La Receta

De la arcilla al algoritmo: la larga travesía de la receta médica

Entre los vestigios más antiguos encontramos las primeras recetas médicas, grabadas en tablillas de arcilla con escritura cuneiforme por los sabios de Sumeria, hace más de cuatro mil años. Aquellas instrucciones terapéuticas, rudimentarias pero meticulosas, incluían ingredientes como miel, leche, vino o resinas, acompañadas por indicaciones de uso, dosificación y, a veces, advertencias. Estas recetas son un testimonio de que la medicina y la farmacia nacieron juntas, unidas por el propósito común de cuidar la vida.

Tablilla Sumeria en escritura cuneiforme. Wikipedia.
Tablilla Sumeria en escritura cuneiforme. Wikipedia.

Durante la Edad Media y buena parte de la Edad Moderna, las recetas se escribían exclusivamente en latín, lengua científica por excelencia en la época, lo que contribuía a mantener un lenguaje técnico común entre profesionales, pero también preservaba el misterio del saber médico ante ojos profanos. Estas fórmulas eran transcritas a mano, muchas veces con abreviaturas propias, signos específicos y una caligrafía que, por complicada, llegaría a convertirse en seña de identidad del oficio médico.

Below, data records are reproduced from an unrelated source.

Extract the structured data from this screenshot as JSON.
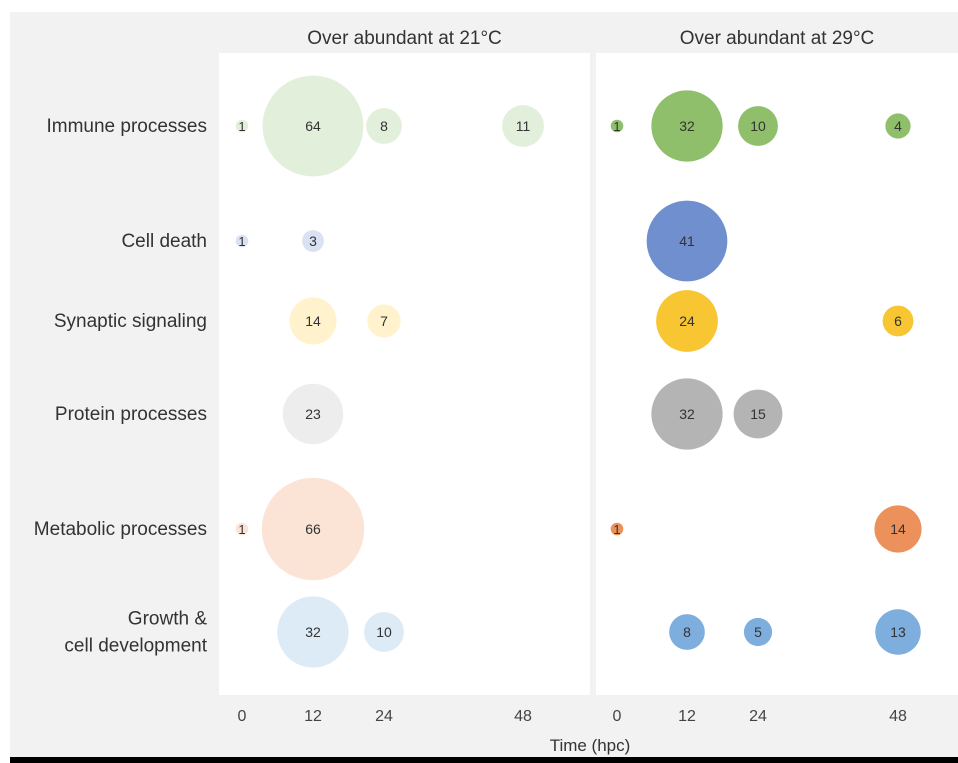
{
  "chart_data": {
    "type": "bubble",
    "panels": [
      {
        "id": "p21",
        "title": "Over abundant at 21°C",
        "shade": "light"
      },
      {
        "id": "p29",
        "title": "Over abundant at 29°C",
        "shade": "dark"
      }
    ],
    "categories": [
      "Immune processes",
      "Cell death",
      "Synaptic signaling",
      "Protein processes",
      "Metabolic processes",
      "Growth &\ncell development"
    ],
    "x_ticks": [
      0,
      12,
      24,
      48
    ],
    "xlabel": "Time (hpc)",
    "colors": {
      "Immune processes": {
        "light": "#e2efda",
        "dark": "#8fbf6a"
      },
      "Cell death": {
        "light": "#dae1f3",
        "dark": "#6f8fcf"
      },
      "Synaptic signaling": {
        "light": "#fff2cc",
        "dark": "#f7c632"
      },
      "Protein processes": {
        "light": "#ededed",
        "dark": "#b4b4b4"
      },
      "Metabolic processes": {
        "light": "#fbe4d5",
        "dark": "#ec915b"
      },
      "Growth &\ncell development": {
        "light": "#ddebf7",
        "dark": "#7eaede"
      }
    },
    "series": [
      {
        "panel": "p21",
        "category": "Immune processes",
        "points": [
          [
            0,
            1
          ],
          [
            12,
            64
          ],
          [
            24,
            8
          ],
          [
            48,
            11
          ]
        ]
      },
      {
        "panel": "p21",
        "category": "Cell death",
        "points": [
          [
            0,
            1
          ],
          [
            12,
            3
          ]
        ]
      },
      {
        "panel": "p21",
        "category": "Synaptic signaling",
        "points": [
          [
            12,
            14
          ],
          [
            24,
            7
          ]
        ]
      },
      {
        "panel": "p21",
        "category": "Protein processes",
        "points": [
          [
            12,
            23
          ]
        ]
      },
      {
        "panel": "p21",
        "category": "Metabolic processes",
        "points": [
          [
            0,
            1
          ],
          [
            12,
            66
          ]
        ]
      },
      {
        "panel": "p21",
        "category": "Growth &\ncell development",
        "points": [
          [
            12,
            32
          ],
          [
            24,
            10
          ]
        ]
      },
      {
        "panel": "p29",
        "category": "Immune processes",
        "points": [
          [
            0,
            1
          ],
          [
            12,
            32
          ],
          [
            24,
            10
          ],
          [
            48,
            4
          ]
        ]
      },
      {
        "panel": "p29",
        "category": "Cell death",
        "points": [
          [
            12,
            41
          ]
        ]
      },
      {
        "panel": "p29",
        "category": "Synaptic signaling",
        "points": [
          [
            12,
            24
          ],
          [
            48,
            6
          ]
        ]
      },
      {
        "panel": "p29",
        "category": "Protein processes",
        "points": [
          [
            12,
            32
          ],
          [
            24,
            15
          ]
        ]
      },
      {
        "panel": "p29",
        "category": "Metabolic processes",
        "points": [
          [
            0,
            1
          ],
          [
            48,
            14
          ]
        ]
      },
      {
        "panel": "p29",
        "category": "Growth &\ncell development",
        "points": [
          [
            12,
            8
          ],
          [
            24,
            5
          ],
          [
            48,
            13
          ]
        ]
      }
    ],
    "grid": false,
    "legend": "none"
  }
}
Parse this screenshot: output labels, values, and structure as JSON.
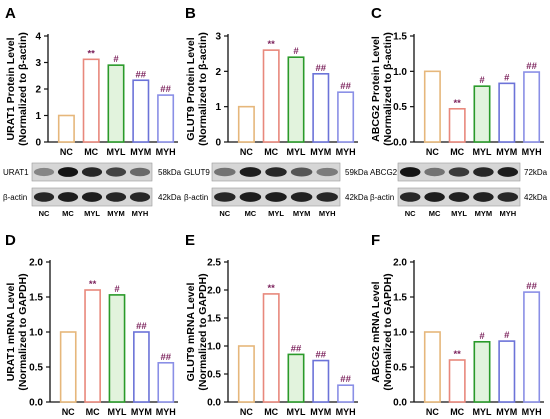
{
  "chart_data": [
    {
      "type": "bar",
      "panel": "A",
      "categories": [
        "NC",
        "MC",
        "MYL",
        "MYM",
        "MYH"
      ],
      "values": [
        1.0,
        3.12,
        2.9,
        2.33,
        1.77
      ],
      "annotations": [
        "",
        "**",
        "#",
        "##",
        "##"
      ],
      "ylabel": "URAT1 Protein Level\n(Normalized to β-actin)",
      "ylim": [
        0,
        4
      ],
      "yticks": [
        0,
        1,
        2,
        3,
        4
      ]
    },
    {
      "type": "bar",
      "panel": "B",
      "categories": [
        "NC",
        "MC",
        "MYL",
        "MYM",
        "MYH"
      ],
      "values": [
        1.0,
        2.6,
        2.4,
        1.93,
        1.41
      ],
      "annotations": [
        "",
        "**",
        "#",
        "##",
        "##"
      ],
      "ylabel": "GLUT9 Protein Level\n(Normalized to β-actin)",
      "ylim": [
        0,
        3
      ],
      "yticks": [
        0,
        1,
        2,
        3
      ]
    },
    {
      "type": "bar",
      "panel": "C",
      "categories": [
        "NC",
        "MC",
        "MYL",
        "MYM",
        "MYH"
      ],
      "values": [
        1.0,
        0.47,
        0.79,
        0.83,
        0.99
      ],
      "annotations": [
        "",
        "**",
        "#",
        "#",
        "##"
      ],
      "ylabel": "ABCG2 Protein Level\n(Normalized to β-actin)",
      "ylim": [
        0,
        1.5
      ],
      "yticks": [
        0.0,
        0.5,
        1.0,
        1.5
      ]
    },
    {
      "type": "bar",
      "panel": "D",
      "categories": [
        "NC",
        "MC",
        "MYL",
        "MYM",
        "MYH"
      ],
      "values": [
        1.0,
        1.6,
        1.53,
        1.0,
        0.56
      ],
      "annotations": [
        "",
        "**",
        "#",
        "##",
        "##"
      ],
      "ylabel": "URAT1 mRNA Level\n(Normalized to GAPDH)",
      "ylim": [
        0,
        2
      ],
      "yticks": [
        0.0,
        0.5,
        1.0,
        1.5,
        2.0
      ]
    },
    {
      "type": "bar",
      "panel": "E",
      "categories": [
        "NC",
        "MC",
        "MYL",
        "MYM",
        "MYH"
      ],
      "values": [
        1.0,
        1.93,
        0.85,
        0.74,
        0.3
      ],
      "annotations": [
        "",
        "**",
        "##",
        "##",
        "##"
      ],
      "ylabel": "GLUT9 mRNA Level\n(Normalized to GAPDH)",
      "ylim": [
        0,
        2.5
      ],
      "yticks": [
        0.0,
        0.5,
        1.0,
        1.5,
        2.0,
        2.5
      ]
    },
    {
      "type": "bar",
      "panel": "F",
      "categories": [
        "NC",
        "MC",
        "MYL",
        "MYM",
        "MYH"
      ],
      "values": [
        1.0,
        0.6,
        0.86,
        0.87,
        1.57
      ],
      "annotations": [
        "",
        "**",
        "#",
        "#",
        "##"
      ],
      "ylabel": "ABCG2 mRNA Level\n(Normalized to GAPDH)",
      "ylim": [
        0,
        2
      ],
      "yticks": [
        0.0,
        0.5,
        1.0,
        1.5,
        2.0
      ]
    }
  ],
  "colors": {
    "bar_edges": [
      "#e6b77b",
      "#e8887c",
      "#2a9a2a",
      "#6c73d8",
      "#8a8fe6"
    ],
    "bar_fills": [
      "#ffffff",
      "#ffffff",
      "#e2f3dd",
      "#ffffff",
      "#ffffff"
    ],
    "annotation": "#7a1f5a",
    "axis": "#111111"
  },
  "blots": [
    {
      "panel": "A",
      "target": "URAT1",
      "target_kda": "58kDa",
      "ref": "β-actin",
      "ref_kda": "42kDa",
      "lanes": [
        "NC",
        "MC",
        "MYL",
        "MYM",
        "MYH"
      ]
    },
    {
      "panel": "B",
      "target": "GLUT9",
      "target_kda": "59kDa",
      "ref": "β-actin",
      "ref_kda": "42kDa",
      "lanes": [
        "NC",
        "MC",
        "MYL",
        "MYM",
        "MYH"
      ]
    },
    {
      "panel": "C",
      "target": "ABCG2",
      "target_kda": "72kDa",
      "ref": "β-actin",
      "ref_kda": "42kDa",
      "lanes": [
        "NC",
        "MC",
        "MYL",
        "MYM",
        "MYH"
      ]
    }
  ]
}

En el Siglo XIX (1823) se publica la primera Farmacopea Matritense en castellano -no oficial, aunque tuvo un enorme éxito- a la que siguieron algunas bilingües. Sin embargo, la costumbre del médico de escribir de forma apresurada y con grafía difícil de leer se mantuvo, convirtiéndose en un símbolo casi caricaturesco de la profesión. La ilegibilidad de muchas recetas manuscritas pasó de ser un problema menor a uno mayor en el siglo XX, cuando la complejidad farmacológica creció exponencialmente y los errores de interpretación podían tener consecuencias graves.

En ese escenario, la figura del farmacéutico adquirió una dimensión de verdadero arte. Eran —y en muchos lugares siguen siendo— intérpretes avezados de la caligrafía médica, capaces de descifrar signos que para otros resultarían indescifrables. 

Y esta realidad, aunque parezca propia de un tiempo pasado, sigue plenamente vigente. Hace apenas unas semanas, mi ahijada Sonia tuvo que hacerse un TAC por un problema de codo. El médico que la atendió redactó con diligencia el informe… o eso parecía. Al recibir la copia, Sonia trató de descifrar lo escrito al final, y al no lograrlo, preguntó a la auxiliar qué podía decir aquella maraña de letras. La auxiliar, sin inmutarse y con la sabiduría que da la experiencia, le respondió: “Mira, lo mejor es que pases por la farmacia de la esquina. Ellos lo sabrán seguro”. Y así fue. Allí, en el mostrador, Sonia encontró la traducción y también una sonrisa. Ambas profesiones, médico y farmacéutico, siguen siendo fieles a su labor secular: uno prescribe, el otro interpreta. 

Pero todo arte, por noble que sea, tiene sus límites. Y en el siglo XXI, con la digitalización y la exigencia de calidad y trazabilidad en el ámbito sanitario, tanto público como privado, la receta médica ha dado un nuevo salto histórico: ha abandonado el papel para convertirse en receta electrónica. Este avance no es menor. No solo permite eliminar de un plumazo los problemas de legibilidad, sino que introduce múltiples garantías adicionales: validación automática de los medicamentos, control de duplicidades, alertas de interacciones peligrosas, trazabilidad completa de la dispensación y un mejor seguimiento terapéutico.

Imagen cedida por la empresa Rempe
Imagen cedida por la empresa Rempe

La receta electrónica, lejos de deshumanizar el acto médico, libera tiempo y reduce errores. Aporta seguridad sin restar autonomía, permite una revisión más ágil de la historia farmacológica del paciente y, al integrar los sistemas de salud y farmacia, fomenta una colaboración más estrecha entre los profesionales sanitarios. Su implantación, aunque paulatina y desigual según regiones, supone un hito comparable al abandono del latín en favor de las lenguas vivas, o incluso al paso de la tablilla de barro al papel.

Y, sin embargo, no deja de ser curiosa la ironía que encierra este viaje milenario. Las primeras recetas médicas, las cuneiformes, eran perfectamente legibles para quien conocía el código; no admitían ambigüedades. Durante siglos, esa claridad se perdió en la maraña de letras apresuradas y signos crípticos de las recetas manuscritas. Hoy, gracias a la receta electrónica, hemos recuperado —más de cuatro mil años después— la seguridad lingüística de aquellas primitivas tablillas. Solo ahora, al digitalizar la receta, hemos vuelto a escribir con la nitidez de los antiguos: del barro al bit, la medicina ha cerrado su círculo.